Women with the BRCA1 and 2 genes are more likely to develop breast cancer. Some opt for a preventive mastectomy rather than face the odds. Again, an agonizing choice.
These predicaments all stem from a revolution in health care — the rise of personalized medicine. With the human genome now fully mapped, it is becoming possible to predict illnesses that lie ahead for each of us, perhaps decades in our future. Blissful ignorance, increasingly, will be a thing of the past.
Of course, the ability to foresee the future also offers, in some cases, the ability to change it.
For more than two centuries, a group of families in Newfoundland suffered a history of sudden, inexplicable fatalities.
Seemingly fit men and women, many in their 20s and 30s, suddenly dropped dead for no apparent reason. Rosalie Cater’s brother Graham died at a restaurant at the age of 26. Her brother Terry collapsed and died on his back porch, aged 43. Her nephew, a teacher, fell to the floor and died in front of his students. He was 28.

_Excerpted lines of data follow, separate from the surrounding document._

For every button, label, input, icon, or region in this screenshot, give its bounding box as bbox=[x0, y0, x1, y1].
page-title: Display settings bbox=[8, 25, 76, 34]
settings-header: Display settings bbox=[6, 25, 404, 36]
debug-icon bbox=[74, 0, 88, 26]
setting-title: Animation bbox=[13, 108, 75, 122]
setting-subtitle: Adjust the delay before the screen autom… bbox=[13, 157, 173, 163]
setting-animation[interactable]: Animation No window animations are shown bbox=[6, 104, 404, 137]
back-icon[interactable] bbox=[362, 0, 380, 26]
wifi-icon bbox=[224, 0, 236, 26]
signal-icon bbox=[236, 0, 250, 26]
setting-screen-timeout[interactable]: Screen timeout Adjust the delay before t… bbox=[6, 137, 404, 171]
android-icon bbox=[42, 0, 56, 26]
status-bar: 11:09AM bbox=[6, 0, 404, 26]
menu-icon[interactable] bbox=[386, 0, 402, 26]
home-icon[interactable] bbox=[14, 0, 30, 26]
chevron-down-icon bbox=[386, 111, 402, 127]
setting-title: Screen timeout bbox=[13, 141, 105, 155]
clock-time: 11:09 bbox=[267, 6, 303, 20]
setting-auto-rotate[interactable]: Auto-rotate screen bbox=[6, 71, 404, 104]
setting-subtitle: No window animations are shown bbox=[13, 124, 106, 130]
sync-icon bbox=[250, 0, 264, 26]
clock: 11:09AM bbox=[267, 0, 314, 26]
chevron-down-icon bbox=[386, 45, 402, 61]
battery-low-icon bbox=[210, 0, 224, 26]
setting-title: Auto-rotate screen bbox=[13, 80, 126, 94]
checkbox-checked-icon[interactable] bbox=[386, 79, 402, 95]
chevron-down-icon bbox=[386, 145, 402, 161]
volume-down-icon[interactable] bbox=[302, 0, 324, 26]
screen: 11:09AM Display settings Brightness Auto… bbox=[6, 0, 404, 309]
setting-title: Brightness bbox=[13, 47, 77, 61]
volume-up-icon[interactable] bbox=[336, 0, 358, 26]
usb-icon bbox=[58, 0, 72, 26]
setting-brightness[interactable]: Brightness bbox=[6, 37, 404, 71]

An examination of family genomes revealed a mutation that interfered with heart function. With that knowledge, family members who shared the mutation were pre-emptively fitted with pacemakers. Over the years, every one of them has had the device fire at least once. Cater’s son Tim was saved when his defibrillator switched on while he was playing hockey.

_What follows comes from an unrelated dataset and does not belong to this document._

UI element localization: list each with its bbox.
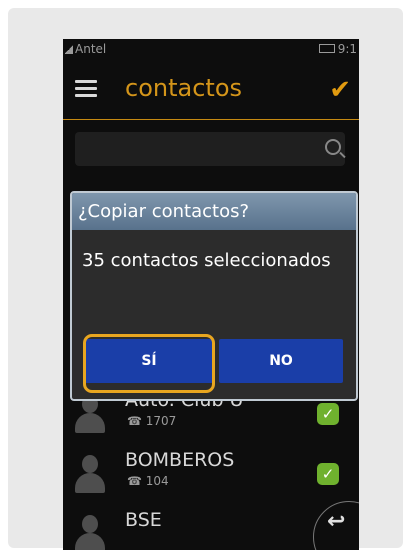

At the University of B.C.’s new brain-research centre, the family history of 25,000 Alzheimer’s patients is being painstakingly assembled. A genetic mutation has been identified in some of the patients, and a new drug to neutralize the defect is undergoing clinical trials.

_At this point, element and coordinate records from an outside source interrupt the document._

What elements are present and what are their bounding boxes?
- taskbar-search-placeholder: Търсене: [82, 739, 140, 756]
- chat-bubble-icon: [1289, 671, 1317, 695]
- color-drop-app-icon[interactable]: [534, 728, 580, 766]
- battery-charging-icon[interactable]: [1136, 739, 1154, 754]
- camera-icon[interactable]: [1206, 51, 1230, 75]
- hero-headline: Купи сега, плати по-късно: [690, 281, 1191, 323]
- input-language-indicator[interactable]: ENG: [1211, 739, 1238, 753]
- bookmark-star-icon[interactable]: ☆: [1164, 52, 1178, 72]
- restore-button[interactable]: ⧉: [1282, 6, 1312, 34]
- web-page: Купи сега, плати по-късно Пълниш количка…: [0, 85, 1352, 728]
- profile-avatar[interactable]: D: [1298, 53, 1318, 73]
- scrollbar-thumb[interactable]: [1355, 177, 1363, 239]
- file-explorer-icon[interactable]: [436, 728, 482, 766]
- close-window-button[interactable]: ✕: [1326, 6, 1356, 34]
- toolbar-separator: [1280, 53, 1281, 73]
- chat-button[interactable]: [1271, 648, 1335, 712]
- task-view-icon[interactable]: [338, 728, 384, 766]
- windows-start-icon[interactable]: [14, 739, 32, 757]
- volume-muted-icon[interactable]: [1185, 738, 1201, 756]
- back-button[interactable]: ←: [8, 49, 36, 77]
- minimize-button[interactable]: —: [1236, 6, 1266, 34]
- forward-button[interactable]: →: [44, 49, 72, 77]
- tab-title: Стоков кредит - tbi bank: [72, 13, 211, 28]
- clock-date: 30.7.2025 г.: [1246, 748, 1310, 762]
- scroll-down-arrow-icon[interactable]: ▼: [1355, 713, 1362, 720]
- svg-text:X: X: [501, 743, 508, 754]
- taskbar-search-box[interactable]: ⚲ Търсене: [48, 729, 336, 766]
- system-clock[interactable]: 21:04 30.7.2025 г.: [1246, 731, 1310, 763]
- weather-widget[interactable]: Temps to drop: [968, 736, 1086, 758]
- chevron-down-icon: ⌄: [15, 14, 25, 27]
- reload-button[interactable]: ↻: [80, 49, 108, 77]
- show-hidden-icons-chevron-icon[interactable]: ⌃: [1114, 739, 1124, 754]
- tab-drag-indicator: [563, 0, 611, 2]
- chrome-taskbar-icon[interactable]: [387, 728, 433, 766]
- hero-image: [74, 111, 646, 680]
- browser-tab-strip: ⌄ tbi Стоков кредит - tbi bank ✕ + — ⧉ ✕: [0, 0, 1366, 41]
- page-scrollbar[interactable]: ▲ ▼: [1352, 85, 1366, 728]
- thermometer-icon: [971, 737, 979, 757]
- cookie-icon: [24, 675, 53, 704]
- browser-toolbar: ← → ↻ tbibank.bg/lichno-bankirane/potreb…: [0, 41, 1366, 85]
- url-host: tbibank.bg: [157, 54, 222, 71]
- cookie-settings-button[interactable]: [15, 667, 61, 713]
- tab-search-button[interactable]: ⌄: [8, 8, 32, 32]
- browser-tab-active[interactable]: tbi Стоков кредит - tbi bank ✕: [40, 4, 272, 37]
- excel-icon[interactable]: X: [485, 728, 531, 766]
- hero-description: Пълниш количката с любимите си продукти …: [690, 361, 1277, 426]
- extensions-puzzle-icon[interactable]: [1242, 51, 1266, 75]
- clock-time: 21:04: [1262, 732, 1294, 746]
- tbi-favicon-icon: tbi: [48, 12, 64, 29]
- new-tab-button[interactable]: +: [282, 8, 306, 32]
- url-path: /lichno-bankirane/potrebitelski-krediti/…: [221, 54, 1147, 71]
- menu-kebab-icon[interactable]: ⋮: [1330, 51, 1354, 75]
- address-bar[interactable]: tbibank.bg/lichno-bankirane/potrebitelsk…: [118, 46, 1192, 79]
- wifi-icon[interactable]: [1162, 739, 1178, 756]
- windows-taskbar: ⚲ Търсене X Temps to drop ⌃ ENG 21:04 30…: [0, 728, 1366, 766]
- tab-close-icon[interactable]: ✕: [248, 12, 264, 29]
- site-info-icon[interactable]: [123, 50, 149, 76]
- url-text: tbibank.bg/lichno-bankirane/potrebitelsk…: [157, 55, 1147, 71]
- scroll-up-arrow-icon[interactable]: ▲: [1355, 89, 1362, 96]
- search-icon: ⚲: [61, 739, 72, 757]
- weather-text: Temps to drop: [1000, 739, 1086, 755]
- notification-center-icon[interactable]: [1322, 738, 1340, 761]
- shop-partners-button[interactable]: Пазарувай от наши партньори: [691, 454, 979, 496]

The medication, if it works, will be effective on only a small percentage of patients. But the expertise gained might lead to treatments with wider applications.
In theory, other neurological diseases such as Parkinson’s and multiple sclerosis, also cancer, and perhaps psychological ailments like depression, are susceptible to gene-based analysis and treatment.
These techniques are still in their infancy. There are many obstacles to overcome. But it seems inevitable that, over time, they will revolutionize the practice of medicine.
And they will change forever the way we live our lives. It is said that a little knowledge is a dangerous thing. With personalized medicine, we have the potential for a lot of information — perhaps more than we can easily handle.
Events that once seemed like bad luck will gradually become preventable. And insights of that kind will demand our attention.
Where this leads is anyone’s guess. But it seems probable that future generations will live far more watchful lives, with genetic counsellors to guide their decisions.
Our grandparents took comfort in the belief that sufficient to the day is the evil thereof.
In contrast, our children might have the anxiety of knowing exactly what evils await but also, we hope, the power to forestall them.